Gangues criminosas submetem os habitantes do porto colombiano de Buenaventura a um regime de terror e cometem abusos generalizados como esquartejar pessoas vivas, denunciou a organização de direitos humanos Human Rights Watch nesta quinta-feira (20).

Buenaventura, no Departamento do Valle, é o principal porto colombiano no oceano Pacífico para o comércio internacional e se tornou um local estratégico para atividades ilegais como o tráfico de cocaína e de armas, segundo fontes de segurança.

“Os grupos sucessores de paramilitares foram responsáveis pelo desaparecimento de uma grande quantidade, possivelmente centenas, de moradores no porto de Buenaventura”, disse um relatório da organização de direitos humanos.

“Muitos bairros da cidade estão sob o domínio de poderosas organizações criminosas que cometem abusos generalizados como esquartejar pessoas, algumas vezes enquanto ainda estão vivas, para logo depois jogar seus restos ao mar”, acrescentou.

Além das quadrilhas formadas por antigos paramilitares de ultradireita, os guerrilheiros esquerdistas das Forças Armadas Revolucionárias da Colômbia (Farc) também estão presentes na região.

O relatório chamado de “A Crise em Buenaventura: Desaparecimentos, Desmembramentos e Deslocamento no Principal Porto da Colômbia no Pacífico” alertou para a existência de fronteiras invisíveis em meio à disputa pelo controle territorial da cidade entre os grupos armados.

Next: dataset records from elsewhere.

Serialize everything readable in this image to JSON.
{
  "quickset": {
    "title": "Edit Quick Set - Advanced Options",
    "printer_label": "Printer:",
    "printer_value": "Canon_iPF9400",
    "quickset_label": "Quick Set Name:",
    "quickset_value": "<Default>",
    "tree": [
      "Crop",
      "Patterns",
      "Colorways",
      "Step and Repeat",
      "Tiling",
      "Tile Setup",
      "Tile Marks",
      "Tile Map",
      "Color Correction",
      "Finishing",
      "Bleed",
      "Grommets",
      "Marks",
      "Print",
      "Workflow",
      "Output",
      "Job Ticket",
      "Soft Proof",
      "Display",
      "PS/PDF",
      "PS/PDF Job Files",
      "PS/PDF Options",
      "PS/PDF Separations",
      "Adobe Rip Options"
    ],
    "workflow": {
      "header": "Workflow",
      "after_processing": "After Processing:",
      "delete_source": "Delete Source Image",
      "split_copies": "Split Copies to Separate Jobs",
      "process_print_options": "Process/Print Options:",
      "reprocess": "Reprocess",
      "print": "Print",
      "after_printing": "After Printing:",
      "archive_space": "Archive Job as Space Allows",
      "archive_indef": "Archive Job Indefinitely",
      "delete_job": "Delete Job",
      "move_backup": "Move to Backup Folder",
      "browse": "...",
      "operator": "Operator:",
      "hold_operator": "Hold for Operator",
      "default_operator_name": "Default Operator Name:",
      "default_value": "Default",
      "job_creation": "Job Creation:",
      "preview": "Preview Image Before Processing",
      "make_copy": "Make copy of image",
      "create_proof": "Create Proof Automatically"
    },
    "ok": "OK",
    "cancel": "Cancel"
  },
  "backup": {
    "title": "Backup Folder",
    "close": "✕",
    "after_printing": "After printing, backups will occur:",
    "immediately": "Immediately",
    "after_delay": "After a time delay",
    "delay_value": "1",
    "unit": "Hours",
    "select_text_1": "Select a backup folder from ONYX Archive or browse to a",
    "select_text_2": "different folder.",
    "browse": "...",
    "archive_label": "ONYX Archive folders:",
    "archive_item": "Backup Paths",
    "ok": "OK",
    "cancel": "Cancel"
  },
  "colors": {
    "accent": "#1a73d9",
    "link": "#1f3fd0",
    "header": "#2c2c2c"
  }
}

A Human Rights Watch citou testemunhas, moradores, representantes da Igreja Católica e autoridades públicas para denunciar a existência de “casas” onde desmembram as vítimas e que teriam ficado em evidência pelas manchas de sangue encontradas em lugares ocupados recentemente pela polícia.

Grupos armados ilegais disputam o controle territorial do porto, uma região habitada por 370.000 pessoas, na maioria afrodescendentes vivendo na pobreza.

O relatório garantiu que entre 2010 e 2013 foi registrado o desaparecimento de 150 pessoas em Buenaventura que teriam sido assassinadas, mas admitiu que a cifra poderia ser consideravelmente maior, já que muitos casos não foram denunciados pelo temor generalizado a represálias.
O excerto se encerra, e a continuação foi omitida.